Let us see how Christ gives ‘liberty,’ and what that ‘liberty’ is. We will look at it from three points of view.
I. Liberty from the past.—Every one has a past which fetters him. There are things in your life which you can scarcely dare to look back upon, and when you do they shackle you. You feel that so long as those things are there it is of little or no use to set about and try to live a better life. No future can undo them. Now, just to meet all this—the Cross of Christ having cancelled all the guilt and paid all the penalty—the moment a man really believes and accepts his pardon he is cut off from all his sinful past! It is placed ‘behind God’s back.’ It is ‘cast into the depths of the sea.’ It is as though it had never been. He may start quite afresh. No shadow, no fear, need come up from the years that are gone. He stands a liberated man! Now he can go—as Christ’s freedman—with a spring—to better things to come. The God of his fear has been turned into the God of his love! And that is ‘liberty’ from the past ‘wherewith Christ hath made us free’—the purchase of His cross, the gift of His throne.
II. Liberty from the present.—Now look to the ‘liberty’ from the present. If I have received Christ into my heart I am a pardoned man, I am a happy man, and I know and feel that I owe all my happiness to Him—therefore I love Him; I cannot choose but love Him; and my first desire is to please Him, to follow Him, to be like Him, to be with Him. And all the while there is a power working in me which is a great Liberator. He breaks chains for me. He open doors for me. He emancipates me from the thraldom of the world—its habits, its opinions, its sneers, its judgments. He gives me an independence and a manliness which is my strength. And I know no other bond but His, which is the dearest to me in all the world, and that is liberty! And then see to what I am admitted. I can go into the presence of God. I can consult Him in every difficulty and confess to Him every thought, and know it is forgiven then and there. I am free to His mercy-seat. I am free to His court. All the promises are mine. Oh, what a ‘liberty’ is this! What is all this earth can give by the side of that blessed feeling? This is the present liberty wherewith Christ has made His people free.
III. Liberty from the future.—And what of the future? A vista running up to glory! But are there no dark places? Chiefly in the anticipation. When they come they will bring their own escapes and their own balances. But my future—be it what it may—is all covenanted. Christ has told me not to be anxious about it. And I can never doubt Him. He has undertaken for me in everything. He will never leave me. He will be at my side all the way, and my path and my heart are both quite free! I am quite free from all my future. To die will be a very little thing. The grave cannot hold me. He has been through and opened the door the other side. It is only a very short passage! quite light! all safe!

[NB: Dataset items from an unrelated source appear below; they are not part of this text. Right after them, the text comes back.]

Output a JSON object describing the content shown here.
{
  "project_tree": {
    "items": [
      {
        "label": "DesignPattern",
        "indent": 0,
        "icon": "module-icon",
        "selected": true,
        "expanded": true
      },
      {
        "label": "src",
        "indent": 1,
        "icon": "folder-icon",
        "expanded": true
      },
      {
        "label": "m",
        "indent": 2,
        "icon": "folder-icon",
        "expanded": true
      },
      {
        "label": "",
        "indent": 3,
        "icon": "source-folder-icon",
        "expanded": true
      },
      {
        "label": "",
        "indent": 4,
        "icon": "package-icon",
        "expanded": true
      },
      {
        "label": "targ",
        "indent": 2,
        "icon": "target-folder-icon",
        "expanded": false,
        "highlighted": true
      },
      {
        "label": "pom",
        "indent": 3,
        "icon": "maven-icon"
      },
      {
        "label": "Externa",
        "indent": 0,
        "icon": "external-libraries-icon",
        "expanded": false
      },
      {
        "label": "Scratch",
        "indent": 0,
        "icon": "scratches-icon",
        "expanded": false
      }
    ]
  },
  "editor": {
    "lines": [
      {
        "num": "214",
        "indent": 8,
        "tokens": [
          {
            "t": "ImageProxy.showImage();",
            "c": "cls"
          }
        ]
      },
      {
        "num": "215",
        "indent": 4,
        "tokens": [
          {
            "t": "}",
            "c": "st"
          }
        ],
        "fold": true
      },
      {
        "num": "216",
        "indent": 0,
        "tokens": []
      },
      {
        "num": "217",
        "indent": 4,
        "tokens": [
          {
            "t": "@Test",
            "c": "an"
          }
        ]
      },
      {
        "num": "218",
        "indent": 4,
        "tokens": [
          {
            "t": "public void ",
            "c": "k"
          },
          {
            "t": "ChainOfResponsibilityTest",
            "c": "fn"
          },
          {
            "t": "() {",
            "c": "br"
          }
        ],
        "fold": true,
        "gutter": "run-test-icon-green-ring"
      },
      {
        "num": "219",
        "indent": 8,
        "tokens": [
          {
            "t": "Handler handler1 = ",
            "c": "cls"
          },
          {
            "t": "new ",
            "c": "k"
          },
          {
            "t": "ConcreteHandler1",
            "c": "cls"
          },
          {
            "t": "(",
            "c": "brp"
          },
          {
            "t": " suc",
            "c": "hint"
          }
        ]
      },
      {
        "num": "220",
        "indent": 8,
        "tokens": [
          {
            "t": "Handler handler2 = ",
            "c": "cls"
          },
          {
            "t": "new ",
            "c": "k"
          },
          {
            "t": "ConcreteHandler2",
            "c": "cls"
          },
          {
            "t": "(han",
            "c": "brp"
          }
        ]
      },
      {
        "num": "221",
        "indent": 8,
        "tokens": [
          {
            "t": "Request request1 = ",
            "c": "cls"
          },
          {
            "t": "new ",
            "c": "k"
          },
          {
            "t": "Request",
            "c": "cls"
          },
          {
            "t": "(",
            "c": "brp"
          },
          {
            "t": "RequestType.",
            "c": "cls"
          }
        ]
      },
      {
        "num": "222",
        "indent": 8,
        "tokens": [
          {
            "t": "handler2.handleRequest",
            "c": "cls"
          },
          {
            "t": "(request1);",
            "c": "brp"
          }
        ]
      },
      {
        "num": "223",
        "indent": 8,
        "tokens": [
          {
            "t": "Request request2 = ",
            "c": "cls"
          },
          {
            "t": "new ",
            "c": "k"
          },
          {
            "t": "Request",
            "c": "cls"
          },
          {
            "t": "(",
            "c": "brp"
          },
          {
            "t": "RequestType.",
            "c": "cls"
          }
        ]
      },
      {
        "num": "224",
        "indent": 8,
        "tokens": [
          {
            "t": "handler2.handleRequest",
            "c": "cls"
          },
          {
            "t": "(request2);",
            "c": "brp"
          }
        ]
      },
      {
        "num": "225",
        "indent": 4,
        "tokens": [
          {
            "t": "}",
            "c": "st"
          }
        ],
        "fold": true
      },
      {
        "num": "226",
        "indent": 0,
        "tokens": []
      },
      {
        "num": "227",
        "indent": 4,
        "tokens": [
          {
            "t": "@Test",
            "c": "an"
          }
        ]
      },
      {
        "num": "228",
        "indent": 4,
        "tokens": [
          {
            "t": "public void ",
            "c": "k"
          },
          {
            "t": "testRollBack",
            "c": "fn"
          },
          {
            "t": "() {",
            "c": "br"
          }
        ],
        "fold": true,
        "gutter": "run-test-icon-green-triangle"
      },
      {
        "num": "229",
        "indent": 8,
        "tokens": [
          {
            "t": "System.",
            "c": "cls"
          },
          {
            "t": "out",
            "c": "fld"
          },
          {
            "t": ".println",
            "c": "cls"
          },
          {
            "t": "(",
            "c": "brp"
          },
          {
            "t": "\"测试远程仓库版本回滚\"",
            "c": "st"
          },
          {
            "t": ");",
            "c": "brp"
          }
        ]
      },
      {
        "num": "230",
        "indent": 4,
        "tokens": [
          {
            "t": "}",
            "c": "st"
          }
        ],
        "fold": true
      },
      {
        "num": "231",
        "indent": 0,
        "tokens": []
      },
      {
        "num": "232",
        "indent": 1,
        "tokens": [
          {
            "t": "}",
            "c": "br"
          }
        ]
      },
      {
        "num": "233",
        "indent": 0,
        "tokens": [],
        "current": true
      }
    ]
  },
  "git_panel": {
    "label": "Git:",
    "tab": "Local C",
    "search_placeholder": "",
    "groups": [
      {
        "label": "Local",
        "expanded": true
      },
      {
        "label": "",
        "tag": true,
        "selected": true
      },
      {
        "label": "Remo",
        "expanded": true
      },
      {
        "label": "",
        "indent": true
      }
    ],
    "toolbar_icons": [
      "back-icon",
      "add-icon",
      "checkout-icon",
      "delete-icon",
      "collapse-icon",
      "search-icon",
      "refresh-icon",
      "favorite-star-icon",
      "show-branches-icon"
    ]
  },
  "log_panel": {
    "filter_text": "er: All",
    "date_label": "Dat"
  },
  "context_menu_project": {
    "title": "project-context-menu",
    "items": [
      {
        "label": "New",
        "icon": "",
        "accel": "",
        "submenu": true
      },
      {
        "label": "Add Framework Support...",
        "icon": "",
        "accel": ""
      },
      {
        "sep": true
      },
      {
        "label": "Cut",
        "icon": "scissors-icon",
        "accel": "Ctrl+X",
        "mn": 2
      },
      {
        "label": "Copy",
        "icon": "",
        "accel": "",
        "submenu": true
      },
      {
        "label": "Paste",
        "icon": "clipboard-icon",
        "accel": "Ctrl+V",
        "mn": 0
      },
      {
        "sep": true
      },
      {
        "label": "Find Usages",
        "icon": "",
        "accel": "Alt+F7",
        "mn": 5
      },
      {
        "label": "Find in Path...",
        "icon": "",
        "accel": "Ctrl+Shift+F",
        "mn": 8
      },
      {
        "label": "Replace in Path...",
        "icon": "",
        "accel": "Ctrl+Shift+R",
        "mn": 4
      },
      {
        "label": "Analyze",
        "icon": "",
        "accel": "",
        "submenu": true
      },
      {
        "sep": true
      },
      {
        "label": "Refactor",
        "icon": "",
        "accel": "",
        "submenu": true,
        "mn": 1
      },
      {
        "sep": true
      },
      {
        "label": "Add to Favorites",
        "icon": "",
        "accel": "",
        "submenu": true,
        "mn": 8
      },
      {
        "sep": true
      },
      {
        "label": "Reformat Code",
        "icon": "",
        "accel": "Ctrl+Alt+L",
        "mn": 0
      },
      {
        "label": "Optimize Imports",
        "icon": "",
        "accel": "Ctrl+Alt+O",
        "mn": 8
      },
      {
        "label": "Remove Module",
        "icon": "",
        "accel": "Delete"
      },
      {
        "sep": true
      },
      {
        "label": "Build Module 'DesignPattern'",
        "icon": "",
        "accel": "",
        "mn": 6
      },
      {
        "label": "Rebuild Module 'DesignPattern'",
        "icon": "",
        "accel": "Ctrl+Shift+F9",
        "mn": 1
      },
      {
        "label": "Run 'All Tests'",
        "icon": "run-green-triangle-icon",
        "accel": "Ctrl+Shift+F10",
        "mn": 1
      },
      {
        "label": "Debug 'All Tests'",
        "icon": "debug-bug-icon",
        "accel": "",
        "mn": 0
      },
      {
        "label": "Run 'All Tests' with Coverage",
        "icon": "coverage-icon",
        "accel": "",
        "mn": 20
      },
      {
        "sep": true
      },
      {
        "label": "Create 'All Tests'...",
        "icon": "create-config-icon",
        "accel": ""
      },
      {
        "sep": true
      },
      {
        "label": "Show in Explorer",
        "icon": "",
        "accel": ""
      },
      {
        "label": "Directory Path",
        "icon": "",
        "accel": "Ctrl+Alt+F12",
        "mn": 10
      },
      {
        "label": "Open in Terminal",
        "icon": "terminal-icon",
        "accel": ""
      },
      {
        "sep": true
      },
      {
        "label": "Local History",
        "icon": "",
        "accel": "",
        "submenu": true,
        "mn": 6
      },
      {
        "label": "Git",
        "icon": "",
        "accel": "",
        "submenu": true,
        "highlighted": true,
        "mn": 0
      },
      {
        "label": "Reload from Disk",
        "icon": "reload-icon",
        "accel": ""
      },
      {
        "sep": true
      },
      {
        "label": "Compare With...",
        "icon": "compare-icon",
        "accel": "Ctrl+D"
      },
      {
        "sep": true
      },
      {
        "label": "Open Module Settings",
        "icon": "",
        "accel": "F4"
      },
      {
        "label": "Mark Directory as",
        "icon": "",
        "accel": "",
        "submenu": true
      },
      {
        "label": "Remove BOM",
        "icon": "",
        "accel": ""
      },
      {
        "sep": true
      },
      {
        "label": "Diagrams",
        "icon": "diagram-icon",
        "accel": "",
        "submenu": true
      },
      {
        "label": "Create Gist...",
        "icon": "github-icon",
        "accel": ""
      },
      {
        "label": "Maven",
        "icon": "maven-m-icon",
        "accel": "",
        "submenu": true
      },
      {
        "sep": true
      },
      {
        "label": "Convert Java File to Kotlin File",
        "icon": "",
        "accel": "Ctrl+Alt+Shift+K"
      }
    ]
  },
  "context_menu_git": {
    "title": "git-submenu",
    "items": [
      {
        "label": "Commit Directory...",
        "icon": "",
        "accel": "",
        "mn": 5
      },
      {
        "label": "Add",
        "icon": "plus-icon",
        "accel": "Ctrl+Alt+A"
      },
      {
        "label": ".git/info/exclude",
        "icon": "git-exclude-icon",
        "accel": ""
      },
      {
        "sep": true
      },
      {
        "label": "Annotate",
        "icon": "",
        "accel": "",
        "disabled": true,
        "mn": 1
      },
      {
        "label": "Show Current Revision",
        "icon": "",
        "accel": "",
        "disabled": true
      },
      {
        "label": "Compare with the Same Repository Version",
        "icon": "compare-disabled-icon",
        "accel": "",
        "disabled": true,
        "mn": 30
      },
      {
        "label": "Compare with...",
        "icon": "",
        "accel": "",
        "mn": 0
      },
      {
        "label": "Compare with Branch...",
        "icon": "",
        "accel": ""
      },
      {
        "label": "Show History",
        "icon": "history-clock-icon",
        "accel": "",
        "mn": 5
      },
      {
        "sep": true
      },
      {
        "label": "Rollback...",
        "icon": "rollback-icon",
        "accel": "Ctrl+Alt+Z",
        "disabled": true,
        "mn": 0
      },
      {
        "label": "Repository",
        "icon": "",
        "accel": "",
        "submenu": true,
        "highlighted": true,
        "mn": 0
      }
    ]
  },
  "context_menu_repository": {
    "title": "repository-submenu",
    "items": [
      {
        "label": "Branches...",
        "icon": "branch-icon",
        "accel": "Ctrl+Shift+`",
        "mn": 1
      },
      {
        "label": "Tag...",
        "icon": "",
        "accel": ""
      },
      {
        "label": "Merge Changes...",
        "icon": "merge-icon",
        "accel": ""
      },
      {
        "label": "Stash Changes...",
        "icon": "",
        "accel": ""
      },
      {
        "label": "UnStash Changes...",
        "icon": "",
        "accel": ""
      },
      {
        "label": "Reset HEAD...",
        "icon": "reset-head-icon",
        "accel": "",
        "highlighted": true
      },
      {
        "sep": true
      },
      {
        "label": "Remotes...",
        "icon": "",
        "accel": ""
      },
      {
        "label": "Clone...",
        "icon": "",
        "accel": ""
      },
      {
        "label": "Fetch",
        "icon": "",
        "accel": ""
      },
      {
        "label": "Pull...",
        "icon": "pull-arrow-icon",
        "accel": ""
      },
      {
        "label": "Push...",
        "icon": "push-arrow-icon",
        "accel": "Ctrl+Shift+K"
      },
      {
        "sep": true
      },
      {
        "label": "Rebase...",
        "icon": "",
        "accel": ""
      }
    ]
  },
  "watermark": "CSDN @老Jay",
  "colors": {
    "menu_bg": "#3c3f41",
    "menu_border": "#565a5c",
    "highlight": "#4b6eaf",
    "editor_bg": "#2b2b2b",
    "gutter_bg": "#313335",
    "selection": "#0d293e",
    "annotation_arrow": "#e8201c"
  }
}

What a ‘liberty’ is here! The past—gone; the present—safety, peace, love; the future—sure!
—Rev. James Vaughan.
‘What is “liberty”? Obedience to oneself; obedience to a law which is written in a man’s own heart. If I obey myself, and myself is not a right self, it is, indeed, “liberty,” but, being a bad liberty, it becomes “licentiousness.” If I obey a law outside me and the law within me is opposed to that outer law which I obey, the act I do may be quite right, and the only right one, but my obedience is not “liberty,” it is compulsion; it is bondage. Liberty is when the outer law and the inner law are the same, and both are good. Christ made that agreement possible by His Cross. The Holy Ghost makes that agreement a fact by his operation in the heart. Self is never liberty, because self and God are two principles which must unite before a person can be free; and a sinful life never combines the two.’

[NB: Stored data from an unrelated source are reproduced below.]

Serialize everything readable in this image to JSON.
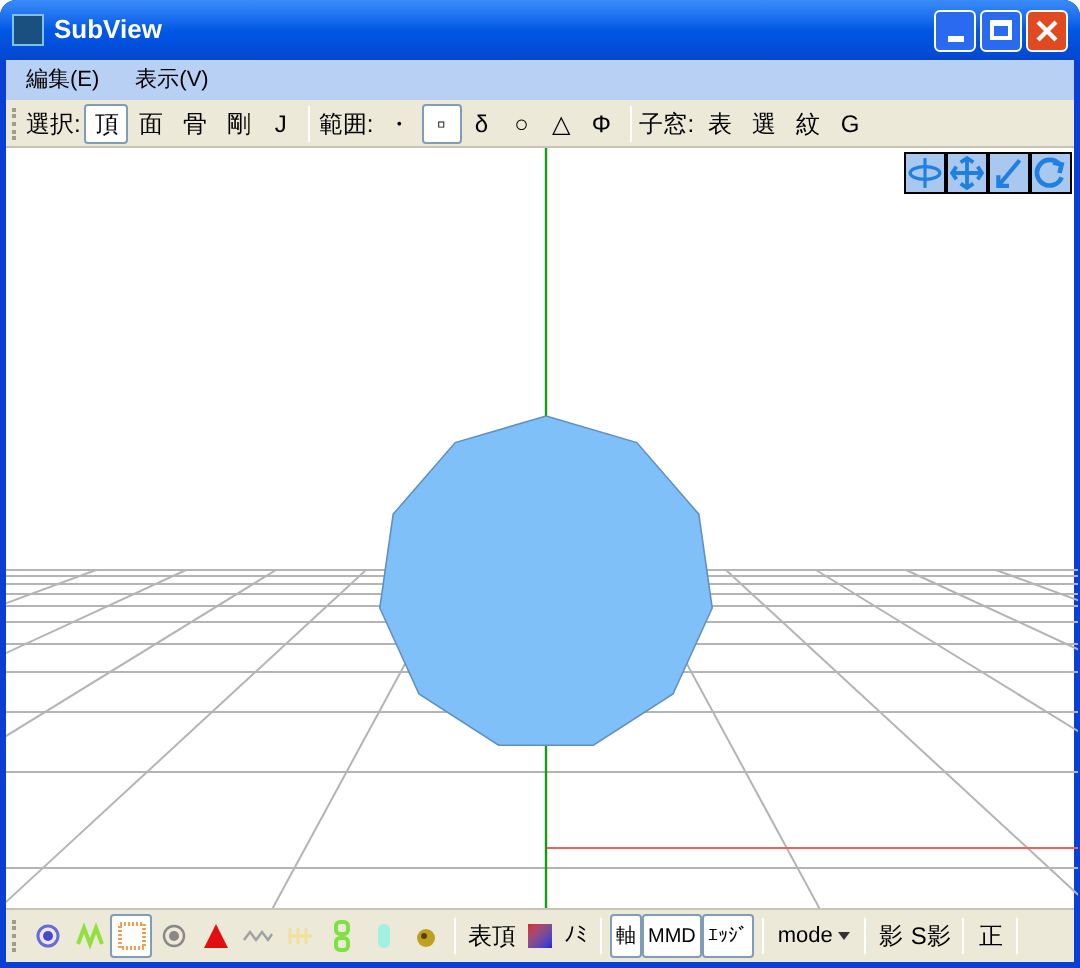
{
  "window": {
    "title": "SubView"
  },
  "menu": [
    "編集(E)",
    "表示(V)"
  ],
  "toolbar": [
    {
      "label": "選択:",
      "items": [
        {
          "text": "頂",
          "selected": true
        },
        {
          "text": "面",
          "selected": false
        },
        {
          "text": "骨",
          "selected": false
        },
        {
          "text": "剛",
          "selected": false
        },
        {
          "text": "J",
          "selected": false
        }
      ]
    },
    {
      "label": "範囲:",
      "items": [
        {
          "text": "・",
          "selected": false
        },
        {
          "text": "▫",
          "selected": true
        },
        {
          "text": "δ",
          "selected": false
        },
        {
          "text": "○",
          "selected": false
        },
        {
          "text": "△",
          "selected": false
        },
        {
          "text": "Φ",
          "selected": false
        }
      ]
    },
    {
      "label": "子窓:",
      "items": [
        {
          "text": "表",
          "selected": false
        },
        {
          "text": "選",
          "selected": false
        },
        {
          "text": "紋",
          "selected": false
        },
        {
          "text": "G",
          "selected": false
        }
      ]
    }
  ],
  "bottom_toolbar": {
    "icon_buttons": [
      {
        "selected": false
      },
      {
        "selected": false
      },
      {
        "selected": true
      },
      {
        "selected": false
      },
      {
        "selected": false
      },
      {
        "selected": false
      },
      {
        "selected": false
      },
      {
        "selected": false
      },
      {
        "selected": false
      },
      {
        "selected": false
      }
    ],
    "display_label": "表頂",
    "noise_label": "ﾉﾐ",
    "toggles": [
      {
        "text": "軸",
        "selected": true
      },
      {
        "text": "MMD",
        "selected": true
      },
      {
        "text": "ｴｯｼﾞ",
        "selected": true
      }
    ],
    "mode": "mode",
    "shadow_buttons": [
      "影",
      "S影"
    ],
    "front_button": "正"
  }
}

‘Walk in the Spirit, and ye shall not fulfil the lust of the flesh.’
These Galatians were a fierce, brave, generous, but untamed race of mountaineers, whose chief vices were unbridled fleshly self-indulgence. And here St. Paul urges them to struggle to be self-controlling men, and not self-indulgent brutes: ‘Walk in the Spirit, and ye shall not fulfil the lust of the flesh.’ It is hardly possible to conceive a greater contrast than that between those wild Galatians and ourselves in our higher civilisation and quiet homes. But the battle, with us, is the same as with them; the same ‘lusts of the flesh’ are with us, and they have to be met and conquered.

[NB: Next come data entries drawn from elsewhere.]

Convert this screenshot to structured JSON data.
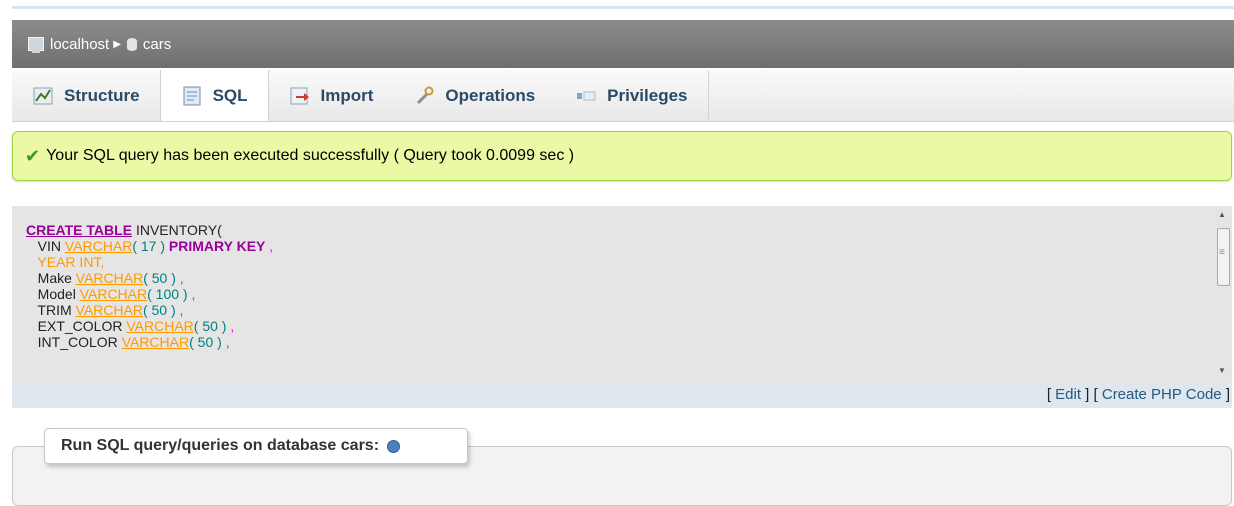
{
  "breadcrumb": {
    "server": "localhost",
    "server_icon": "server-icon",
    "database": "cars",
    "database_icon": "database-icon"
  },
  "tabs": [
    {
      "label": "Structure",
      "icon": "structure-icon"
    },
    {
      "label": "SQL",
      "icon": "sql-icon"
    },
    {
      "label": "Import",
      "icon": "import-icon"
    },
    {
      "label": "Operations",
      "icon": "wrench-icon"
    },
    {
      "label": "Privileges",
      "icon": "privileges-icon"
    }
  ],
  "message": {
    "text": "Your SQL query has been executed successfully ( Query took 0.0099 sec )",
    "icon": "check-icon"
  },
  "sql": {
    "l1_kw": "CREATE TABLE",
    "l1_name": "INVENTORY(",
    "l2_col": "VIN",
    "l2_type": "VARCHAR",
    "l2_args": "( 17 )",
    "l2_pk": "PRIMARY KEY",
    "l3": "YEAR INT,",
    "l4_col": "Make",
    "l4_type": "VARCHAR",
    "l4_args": "( 50 )",
    "l5_col": "Model",
    "l5_type": "VARCHAR",
    "l5_args": "( 100 )",
    "l6_col": "TRIM",
    "l6_type": "VARCHAR",
    "l6_args": "( 50 )",
    "l7_col": "EXT_COLOR",
    "l7_type": "VARCHAR",
    "l7_args": "( 50 )",
    "l8_col": "INT_COLOR",
    "l8_type": "VARCHAR",
    "l8_args": "( 50 )"
  },
  "actions": {
    "edit": "Edit",
    "create_php": "Create PHP Code"
  },
  "query_panel": {
    "legend_prefix": "Run SQL query/queries on database ",
    "database": "cars:",
    "help_icon": "help-icon"
  }
}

I. The chief feature of St. Paul’s teaching in reference to morality was its positiveness.—There are two ways to meet and deal with every vice: one is to set to work to destroy it; the other is to overwhelm and stifle it with its opposite virtue. The former is the negative, and the latter the positive method. There can be no doubt about St. Paul’s way. To the poor Galatian, fighting with his fleshly lusts, he does not set him on a course of stern repression, but rather points him to a life of positive endeavour, to do something opposite: ‘Walk in the Spirit, and—then——’ The Apostle laid hold on one of the noblest methods of the treatment of humanity—one that he had gained most directly from his Lord. These two methods of treatment, the negative and the positive, present themselves to us in all the other problems of life besides morality, and men choose between them.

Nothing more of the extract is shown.